The divorce decree will specify the legal names and addresses of both people getting a divorce, as well as the official date that the decree was signed by the judge and made official. The divorce decree will be much shorter than the divorce agreement, in which any issues surrounding the dissolution of the marriage are spelled out in binding legal terms. These may include the division of property and assets, alimony or child support, or child custody arrangements, just to name a few.


The process of filing for divorce may be different in each state or country; generally, one person will need to file the request with the court, or his or her lawyer can do it on his behalf. Some states feature a cooling off period, such as a 90 day period, in which the individual who filed for divorce can rescind the request and cancel the proceedings. It is typically during this period, however, that the final arrangements of the divorce are worked out, and both parties will then sign the divorce agreement.
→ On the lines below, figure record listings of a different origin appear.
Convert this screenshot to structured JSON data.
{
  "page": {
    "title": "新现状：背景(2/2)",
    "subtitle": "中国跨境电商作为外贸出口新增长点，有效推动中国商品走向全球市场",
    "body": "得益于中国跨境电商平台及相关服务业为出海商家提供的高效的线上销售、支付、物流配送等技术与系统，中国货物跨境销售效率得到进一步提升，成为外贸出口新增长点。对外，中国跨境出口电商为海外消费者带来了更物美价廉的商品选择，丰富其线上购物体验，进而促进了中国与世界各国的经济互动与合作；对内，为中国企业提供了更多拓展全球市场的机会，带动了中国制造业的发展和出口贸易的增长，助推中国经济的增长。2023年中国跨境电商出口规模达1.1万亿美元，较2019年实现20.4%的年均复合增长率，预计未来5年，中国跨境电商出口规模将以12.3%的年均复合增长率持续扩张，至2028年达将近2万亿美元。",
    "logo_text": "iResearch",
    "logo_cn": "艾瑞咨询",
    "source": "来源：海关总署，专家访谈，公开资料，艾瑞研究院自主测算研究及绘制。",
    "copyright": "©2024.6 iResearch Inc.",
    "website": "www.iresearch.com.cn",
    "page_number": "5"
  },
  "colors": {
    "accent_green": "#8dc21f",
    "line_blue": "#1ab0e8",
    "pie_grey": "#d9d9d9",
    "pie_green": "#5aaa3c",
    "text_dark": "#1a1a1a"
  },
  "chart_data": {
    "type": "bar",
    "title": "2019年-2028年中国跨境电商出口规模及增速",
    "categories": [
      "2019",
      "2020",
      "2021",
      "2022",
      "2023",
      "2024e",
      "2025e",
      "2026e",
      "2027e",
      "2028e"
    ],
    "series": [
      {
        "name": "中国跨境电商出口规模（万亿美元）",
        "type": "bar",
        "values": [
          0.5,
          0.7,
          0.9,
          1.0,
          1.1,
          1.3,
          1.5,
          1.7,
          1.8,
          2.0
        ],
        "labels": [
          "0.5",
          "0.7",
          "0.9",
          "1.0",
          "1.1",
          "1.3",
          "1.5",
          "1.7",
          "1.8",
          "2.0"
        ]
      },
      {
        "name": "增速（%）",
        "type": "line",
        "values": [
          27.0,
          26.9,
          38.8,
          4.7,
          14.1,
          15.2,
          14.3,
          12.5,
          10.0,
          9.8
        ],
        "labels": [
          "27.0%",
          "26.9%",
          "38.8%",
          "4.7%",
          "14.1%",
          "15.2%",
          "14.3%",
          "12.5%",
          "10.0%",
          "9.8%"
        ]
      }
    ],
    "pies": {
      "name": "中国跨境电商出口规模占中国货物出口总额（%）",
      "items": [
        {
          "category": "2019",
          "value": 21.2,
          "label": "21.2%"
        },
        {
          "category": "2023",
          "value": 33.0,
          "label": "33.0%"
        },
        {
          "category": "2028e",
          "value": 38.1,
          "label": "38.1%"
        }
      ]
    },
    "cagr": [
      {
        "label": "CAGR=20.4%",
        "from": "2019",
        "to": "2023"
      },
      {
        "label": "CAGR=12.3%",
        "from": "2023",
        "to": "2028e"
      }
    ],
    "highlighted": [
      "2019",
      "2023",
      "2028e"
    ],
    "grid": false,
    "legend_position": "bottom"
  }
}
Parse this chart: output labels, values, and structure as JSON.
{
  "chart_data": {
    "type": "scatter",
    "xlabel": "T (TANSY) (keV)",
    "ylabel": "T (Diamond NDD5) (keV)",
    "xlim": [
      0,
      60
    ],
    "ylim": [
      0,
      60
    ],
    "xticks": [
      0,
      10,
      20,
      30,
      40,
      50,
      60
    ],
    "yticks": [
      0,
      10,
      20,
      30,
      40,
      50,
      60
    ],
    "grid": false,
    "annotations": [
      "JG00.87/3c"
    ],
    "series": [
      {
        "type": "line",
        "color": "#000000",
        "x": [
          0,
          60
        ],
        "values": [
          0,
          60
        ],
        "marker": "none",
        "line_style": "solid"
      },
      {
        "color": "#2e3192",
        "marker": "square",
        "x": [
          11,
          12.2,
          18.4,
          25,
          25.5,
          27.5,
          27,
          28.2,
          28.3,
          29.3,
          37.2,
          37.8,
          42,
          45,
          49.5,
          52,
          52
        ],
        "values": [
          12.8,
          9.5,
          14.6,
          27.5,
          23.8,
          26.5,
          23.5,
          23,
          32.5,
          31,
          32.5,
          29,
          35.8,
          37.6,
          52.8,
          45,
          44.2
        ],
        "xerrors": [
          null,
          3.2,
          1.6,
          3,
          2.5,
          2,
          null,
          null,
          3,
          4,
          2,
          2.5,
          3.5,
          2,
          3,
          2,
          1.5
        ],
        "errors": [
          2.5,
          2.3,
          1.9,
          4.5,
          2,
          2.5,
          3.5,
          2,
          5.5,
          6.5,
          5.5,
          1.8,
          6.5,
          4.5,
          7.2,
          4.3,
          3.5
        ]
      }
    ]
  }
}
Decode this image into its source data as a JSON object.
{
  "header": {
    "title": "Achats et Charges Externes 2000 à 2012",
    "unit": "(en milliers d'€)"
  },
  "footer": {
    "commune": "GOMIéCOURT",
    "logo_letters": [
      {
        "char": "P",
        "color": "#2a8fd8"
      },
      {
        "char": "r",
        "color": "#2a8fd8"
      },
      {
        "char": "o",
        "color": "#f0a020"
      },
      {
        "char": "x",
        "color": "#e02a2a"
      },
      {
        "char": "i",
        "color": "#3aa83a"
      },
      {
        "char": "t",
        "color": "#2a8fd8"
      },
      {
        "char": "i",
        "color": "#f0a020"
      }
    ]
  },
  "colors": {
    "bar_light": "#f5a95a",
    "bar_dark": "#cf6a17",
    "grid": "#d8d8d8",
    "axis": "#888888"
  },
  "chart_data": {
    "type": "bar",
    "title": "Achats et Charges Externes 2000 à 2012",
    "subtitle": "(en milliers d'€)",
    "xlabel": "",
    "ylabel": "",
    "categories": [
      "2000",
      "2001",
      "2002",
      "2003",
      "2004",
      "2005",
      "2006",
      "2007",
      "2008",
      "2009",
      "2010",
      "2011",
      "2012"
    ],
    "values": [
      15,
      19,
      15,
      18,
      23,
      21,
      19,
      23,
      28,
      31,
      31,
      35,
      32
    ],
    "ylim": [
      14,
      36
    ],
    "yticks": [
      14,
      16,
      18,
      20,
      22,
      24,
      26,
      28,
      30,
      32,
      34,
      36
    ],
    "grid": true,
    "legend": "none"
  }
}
Once the agreement has been signed by both parties, it will then go to the judge who will make the final determination of whether or not to grant a divorce; in most cases the two parties will not need to appear in court, but will simply be sent the final divorce decree in the mail. Once the marriage has been terminated and the divorce decree issued, it is no longer possible to cancel the proceedings; the divorce is final and will remain so unless the parties choose to remarry each other in the future. It is important to keep copies of the divorce decree, because it may be necessary to produce it at some points in the future in case one ever wants to get married again, change a married name back to a maiden name, or prove the date of the divorce, for example.